CPI-Trim ran at 2.6% in June; CPI-Median ran at 2.5%. Both declined from their May readings but remain above the 2.0% target. The BoC has historically indicated that it wants to see both core measures consistently at or below 2.5% before it considers the inflation battle “won.” June’s numbers are close but not there yet which is the primary reason the Governing Council is comfortable holding rates rather than cutting further.
Canada vs. G7 Peers: How Does Our Inflation Compare?
Canada’s 2.1% headline inflation compares favourably to most G7 peers. The US runs at approximately 3.3% (CPI) and the UK at 2.3%. Germany and France are both near 2.2%. Japan, following years of deflation, now runs at approximately 2.8% above target for an unusual reason. Canada’s headline number is among the lowest in the G7, which is a genuine achievement given the disruption of 2021-2023. However, the services inflation persistence is a shared problem across all major developed economies, reflecting the similarly strong labour markets in each country.

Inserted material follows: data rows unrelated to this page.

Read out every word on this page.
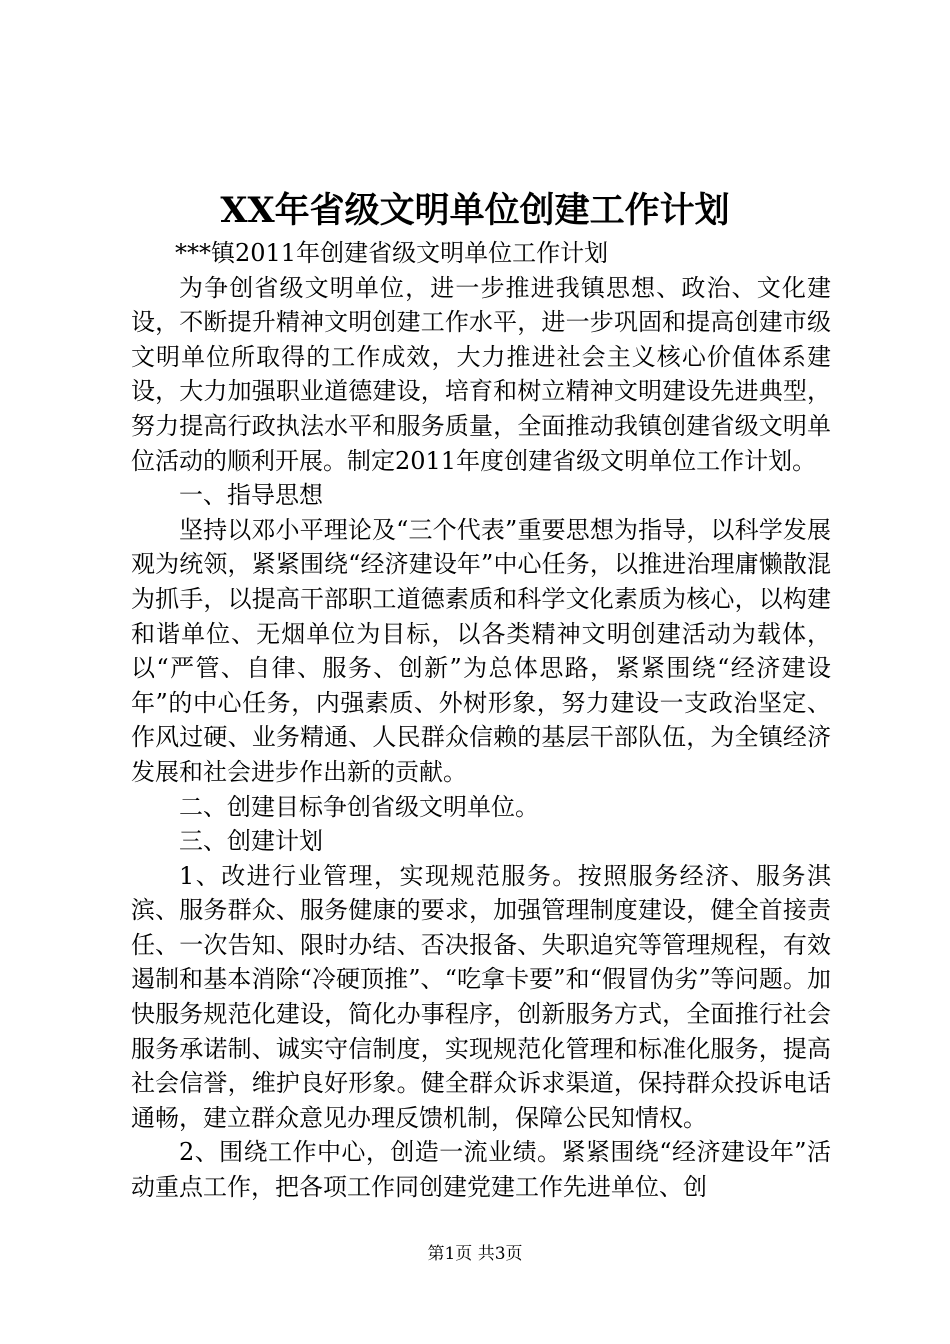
XX年省级文明单位创建工作计划

***镇2011年创建省级文明单位工作计划

为争创省级文明单位，进一步推进我镇思想、政治、文化建设，不断提升精神文明创建工作水平，进一步巩固和提高创建市级文明单位所取得的工作成效，大力推进社会主义核心价值体系建设，大力加强职业道德建设，培育和树立精神文明建设先进典型，努力提高行政执法水平和服务质量，全面推动我镇创建省级文明单位活动的顺利开展。制定2011年度创建省级文明单位工作计划。

一、指导思想

坚持以邓小平理论及“三个代表”重要思想为指导，以科学发展观为统领，紧紧围绕“经济建设年”中心任务，以推进治理庸懒散混为抓手，以提高干部职工道德素质和科学文化素质为核心，以构建和谐单位、无烟单位为目标，以各类精神文明创建活动为载体，以“严管、自律、服务、创新”为总体思路，紧紧围绕“经济建设年”的中心任务，内强素质、外树形象，努力建设一支政治坚定、作风过硬、业务精通、人民群众信赖的基层干部队伍，为全镇经济发展和社会进步作出新的贡献。

二、创建目标争创省级文明单位。

三、创建计划

1、改进行业管理，实现规范服务。按照服务经济、服务淇滨、服务群众、服务健康的要求，加强管理制度建设，健全首接责任、一次告知、限时办结、否决报备、失职追究等管理规程，有效遏制和基本消除“冷硬顶推”、“吃拿卡要”和“假冒伪劣”等问题。加快服务规范化建设，简化办事程序，创新服务方式，全面推行社会服务承诺制、诚实守信制度，实现规范化管理和标准化服务，提高社会信誉，维护良好形象。健全群众诉求渠道，保持群众投诉电话通畅，建立群众意见办理反馈机制，保障公民知情权。

2、围绕工作中心，创造一流业绩。紧紧围绕“经济建设年”活动重点工作，把各项工作同创建党建工作先进单位、创

第1页 共3页
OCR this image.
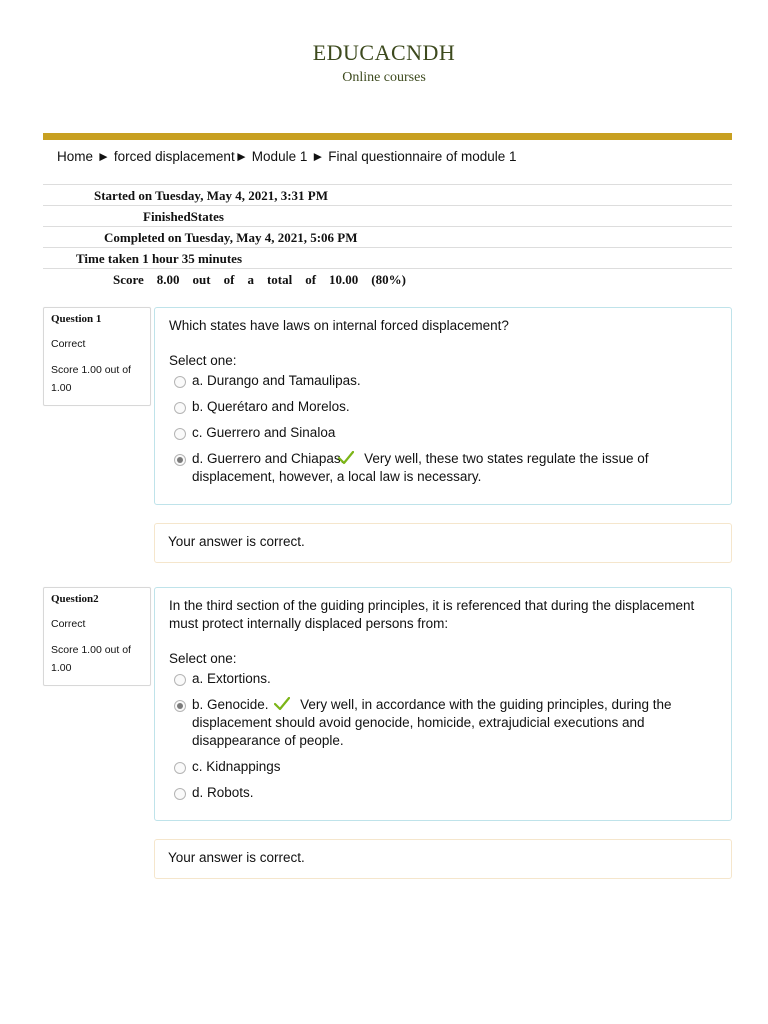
EDUCACNDH
Online courses
Home ► forced displacement► Module 1 ► Final questionnaire of module 1
Started on Tuesday, May 4, 2021, 3:31 PM
FinishedStates
Completed on Tuesday, May 4, 2021, 5:06 PM
Time taken 1 hour 35 minutes
Score    8.00    out    of    a    total    of    10.00    (80%)
Question 1
Correct
Score 1.00 out of 1.00
Which states have laws on internal forced displacement?
Select one:
a. Durango and Tamaulipas.
b. Querétaro and Morelos.
c. Guerrero and Sinaloa
d. Guerrero and Chiapas. Very well, these two states regulate the issue of displacement, however, a local law is necessary.
Your answer is correct.
Question2
Correct
Score 1.00 out of 1.00
In the third section of the guiding principles, it is referenced that during the displacement must protect internally displaced persons from:
Select one:
a. Extortions.
b. Genocide. Very well, in accordance with the guiding principles, during the displacement should avoid genocide, homicide, extrajudicial executions and disappearance of people.
c. Kidnappings
d. Robots.
Your answer is correct.
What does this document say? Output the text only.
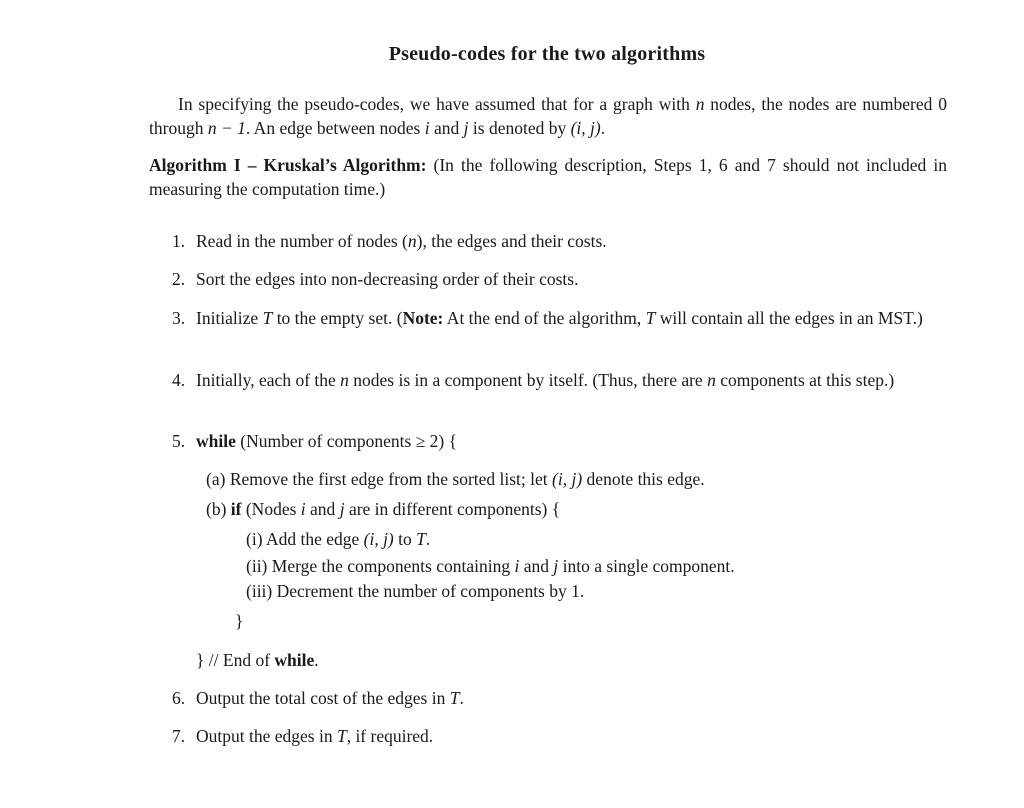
Pseudo-codes for the two algorithms
In specifying the pseudo-codes, we have assumed that for a graph with n nodes, the nodes are numbered 0 through n − 1. An edge between nodes i and j is denoted by (i, j).
Algorithm I – Kruskal’s Algorithm: (In the following description, Steps 1, 6 and 7 should not included in measuring the computation time.)
1. Read in the number of nodes (n), the edges and their costs.
2. Sort the edges into non-decreasing order of their costs.
3. Initialize T to the empty set. (Note: At the end of the algorithm, T will contain all the edges in an MST.)
4. Initially, each of the n nodes is in a component by itself. (Thus, there are n components at this step.)
5. while (Number of components ≥ 2) {
(a) Remove the first edge from the sorted list; let (i, j) denote this edge.
(b) if (Nodes i and j are in different components) {
(i) Add the edge (i, j) to T.
(ii) Merge the components containing i and j into a single component.
(iii) Decrement the number of components by 1.
}
} // End of while.
6. Output the total cost of the edges in T.
7. Output the edges in T, if required.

| CPI Component | Jun 2025 | Dec 2025 | Mar 2026 | Jun 2026 |
|---|---|---|---|---|
| All items (headline) | 2.8% | 2.5% | 2.3% | 2.1% |
| Goods CPI | 1.4% | 0.9% | 0.6% | 0.4% |
| Services CPI | 4.1% | 3.8% | 3.6% | 3.4% |
| Shelter | 6.2% | 5.4% | 4.8% | 4.1% |
| Food (all) | 3.1% | 2.6% | 2.2% | 1.9% |
| Energy | -1.2% | 0.4% | -0.8% | -1.1% |
| CPI-Trim (core) | 3.1% | 2.8% | 2.7% | 2.6% |
| CPI-Median (core) | 3.0% | 2.7% | 2.6% | 2.5% |
The Bottom Line
Canada’s June CPI data is good news on the headline but not yet the all-clear the Bank of Canada needs to resume cutting rates. The goods-services divergence in inflation will persist as long as the Canadian labour market remains tight, and the shelter component’s above-target reading reflects a structural housing supply constraint that monetary policy cannot easily resolve. The most likely path is continued gradual disinflation through 2026, with headline CPI reaching 1.9-2.1% by year-end close enough to target for the BoC to consider one final 25bp cut, but not so urgently low as to compel immediate action.